Крым - стр. 17
Бесшумно, как кошка, возник Дробинник:
– Юрий Ильич, художник Распевцев, как вы просили, принес картину. Прикажете ему подождать?
– Пусть несет картину. Вы, Евгений Константинович, подождите рядом. Художник не займет много времени.
Дробинник проводил Лемехова сквозь темную стеклянную дверь, и Лемехов оказался в кабинете с письменным столом и камином. И стол, и камин были отделаны малахитом и золотом. На камине под стеклянным колпаком трепетали стрелками и колесиками золоченые часы. На диване лежали удобные, шитые серебром подушки.
Лемехов, обойдя кабинет, обнаружил, что застекленная дверь, темная с одной стороны, была прозрачной с другой. Все, что происходило в библиотеке, было доступно наблюдателю, находящемуся в кабинете.
Лемехов видел, как в библиотеку вошел художник Распевцев, знаменитость, писавшая портреты самых знатных и влиятельных персон государства. Баловень всех прежних правителей, считавших за честь позировать этому несравненному мастеру.

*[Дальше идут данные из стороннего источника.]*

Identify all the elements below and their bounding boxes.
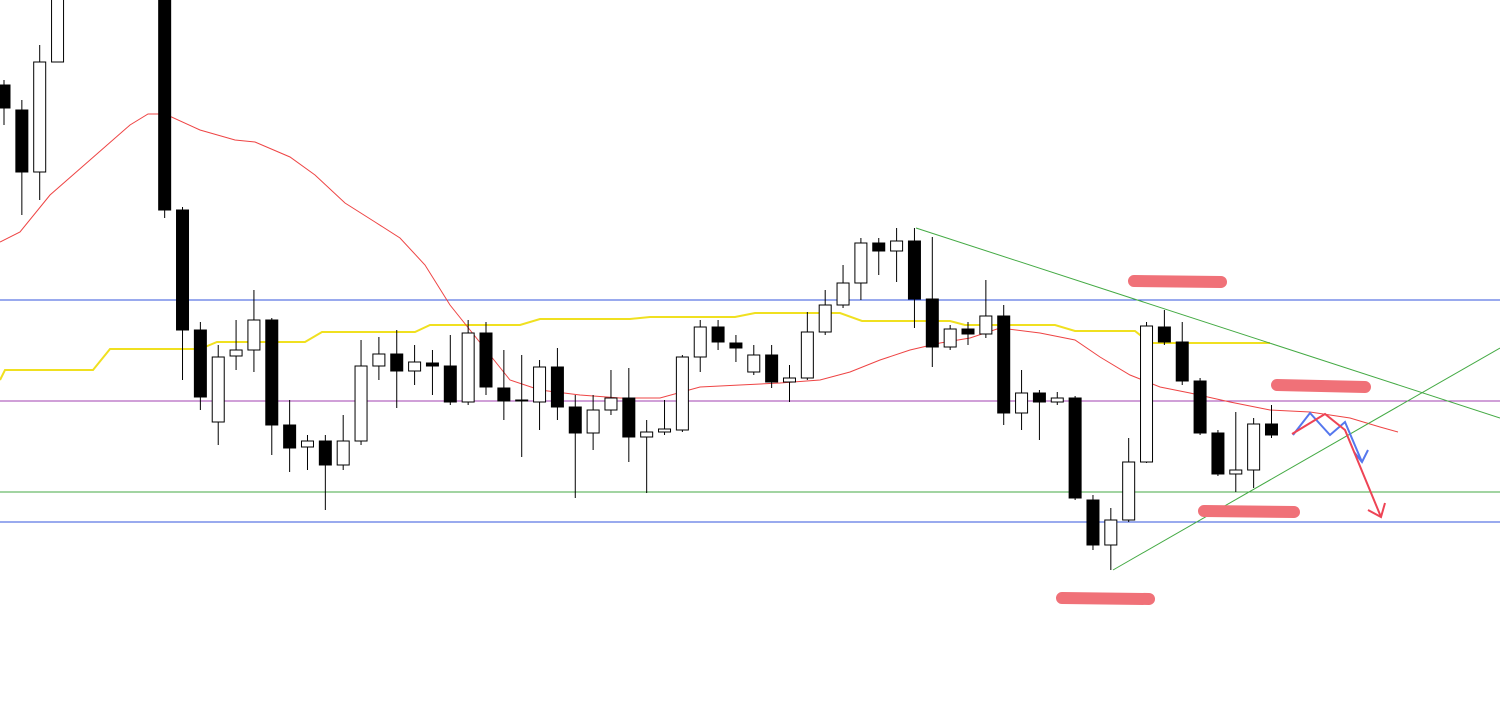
candle-body bbox=[211, 356, 225, 423]
candle-body bbox=[354, 365, 368, 442]
candle-body bbox=[997, 315, 1011, 414]
candle-body bbox=[461, 332, 475, 403]
candle-body bbox=[1229, 469, 1243, 475]
candle-body bbox=[1193, 380, 1207, 434]
blue-arrow bbox=[1292, 411, 1363, 463]
candle-body bbox=[586, 409, 600, 434]
candle-body bbox=[265, 319, 279, 426]
candle-body bbox=[390, 353, 404, 372]
trend-line bbox=[1112, 347, 1500, 571]
candle-body bbox=[533, 366, 547, 403]
indicators bbox=[0, 113, 1500, 523]
candle-body bbox=[300, 440, 314, 448]
candle-body bbox=[1247, 423, 1261, 471]
candle-body bbox=[640, 431, 654, 438]
red-arrow bbox=[1291, 412, 1382, 518]
annotations bbox=[915, 227, 1500, 605]
trend-line bbox=[915, 227, 1500, 419]
red-arrow-head bbox=[1367, 502, 1386, 519]
candle-body bbox=[33, 61, 47, 173]
highlight-mark bbox=[1198, 505, 1300, 518]
candle-body bbox=[318, 440, 332, 466]
candle-body bbox=[425, 362, 439, 367]
candle-body bbox=[372, 353, 386, 367]
candle-body bbox=[872, 242, 886, 252]
candle-body bbox=[907, 240, 921, 300]
candle-body bbox=[836, 282, 850, 306]
candle-body bbox=[854, 242, 868, 284]
candle-body bbox=[622, 397, 636, 438]
candle-body bbox=[1122, 461, 1136, 521]
candle-body bbox=[0, 84, 11, 109]
candle-body bbox=[747, 354, 761, 373]
candle-body bbox=[443, 365, 457, 403]
highlight-mark bbox=[1128, 275, 1227, 288]
candle-body bbox=[1157, 326, 1171, 343]
candle-body bbox=[15, 109, 29, 173]
candle-body bbox=[782, 377, 796, 383]
candle-body bbox=[1104, 519, 1118, 546]
candle-body bbox=[961, 328, 975, 335]
candle-body bbox=[675, 356, 689, 431]
candle-body bbox=[568, 406, 582, 434]
moving-average bbox=[0, 113, 1399, 433]
highlight-mark bbox=[1056, 592, 1155, 605]
candle-body bbox=[1015, 392, 1029, 414]
candle-body bbox=[1211, 432, 1225, 475]
candle-body bbox=[1086, 499, 1100, 546]
candle-body bbox=[979, 315, 993, 335]
candle-body bbox=[51, 0, 65, 63]
candle-body bbox=[176, 209, 190, 331]
candle-body bbox=[1032, 392, 1046, 403]
candle-body bbox=[283, 424, 297, 449]
candle-body bbox=[1068, 397, 1082, 499]
blue-arrow-head bbox=[1353, 449, 1369, 464]
candle-body bbox=[550, 366, 564, 408]
candle-body bbox=[336, 440, 350, 466]
candle-body bbox=[1050, 397, 1064, 403]
candle-body bbox=[158, 0, 172, 211]
candle-body bbox=[1175, 341, 1189, 382]
candle-body bbox=[693, 326, 707, 358]
candle-body bbox=[247, 319, 261, 351]
candle-body bbox=[925, 298, 939, 348]
candle-body bbox=[658, 428, 672, 433]
candle-body bbox=[193, 329, 207, 398]
yellow-indicator bbox=[0, 312, 1270, 381]
candle-body bbox=[604, 397, 618, 411]
candles bbox=[0, 0, 1278, 570]
candle-body bbox=[943, 328, 957, 348]
candle-body bbox=[408, 361, 422, 372]
candle-body bbox=[479, 332, 493, 388]
highlight-mark bbox=[1271, 379, 1371, 393]
candle-body bbox=[890, 240, 904, 252]
candle-body bbox=[229, 349, 243, 357]
candle-body bbox=[818, 304, 832, 333]
candle-body bbox=[765, 354, 779, 383]
candle-body bbox=[729, 342, 743, 349]
candle-body bbox=[1140, 325, 1154, 463]
candle-body bbox=[515, 399, 529, 402]
candle-body bbox=[711, 326, 725, 343]
candle-body bbox=[1264, 423, 1278, 436]
candle-body bbox=[800, 331, 814, 379]
candle-body bbox=[497, 387, 511, 402]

Распевцев был стар, мастит, благороден, с породистым, оплывшим лицом. Гордый нос, прямая осанка, чопорно сжатые губы делали его похожим на камергера, утомленного придворным служением. На нем была бархатная темная блуза, рубаха с белым отложным воротником. На пальце сверкал темный перстень. Вслед за ним в библиотеку двое служителей внесли картину, задрапированную малиновой тканью. Поставили на диван, так, чтобы на нее падал свет из окна, и скрылись.
– Дорогой Юрий Ильич, я счастлив, что завершил мой многодневный труд. Поверьте, никогда еще я не работал с таким вдохновением. И теперь волнуюсь, выставляя картину на ваш высокий суд. – Распевцев говорил, склоняясь перед Лабазовым в поклоне. И в этом степенном поклоне, в тихом рокочущем голосе присутствовали благородная величавость и придворный аристократизм.
– Для меня большая честь позировать вам, Филипп Аркадьевич. Все, на кого падал ваш выбор, все, кого изображала ваша кисть, сразу же, как только выходили из вашей студии, сразу же попадали в историю. – Лабазов произнес это с легкой иронией, которая касалась скорей не художника, а его самого. – Я в нетерпении, Филипп Аркадьевич.
Распевцев приблизился к картине. Широким взмахом сбросил малиновый покров. И предстал холст, заключенный в пышную золотую раму. На холсте был изображен Лабазов во весь рост, в темном костюме и синем галстуке, каким его привыкли видеть на торжественных приемах. Он стоял рядом с большим голубым глобусом, на котором были видны Европа и Россия. Его ноги упирались в паркет, инкрустированный дорогими породами дерева. Его лицо было спокойным и властным, в нем отразилась глубокая дума, требующая духовной тишины и гармонии. За его спиной светилось высокое окно с откинутой шторой. В окне янтарно желтел дворец с белыми колоннами, на гранитном постаменте, напоминавшем окаменелую волну, скакал на бронзовом коне Петр. Царственный интерьер, драгоценный паркет, глобус с мировым пространством и, главное, Медный всадник – все говорило о великой роли Лабазова, о его воздействии на мир, на его державную связь с Петром.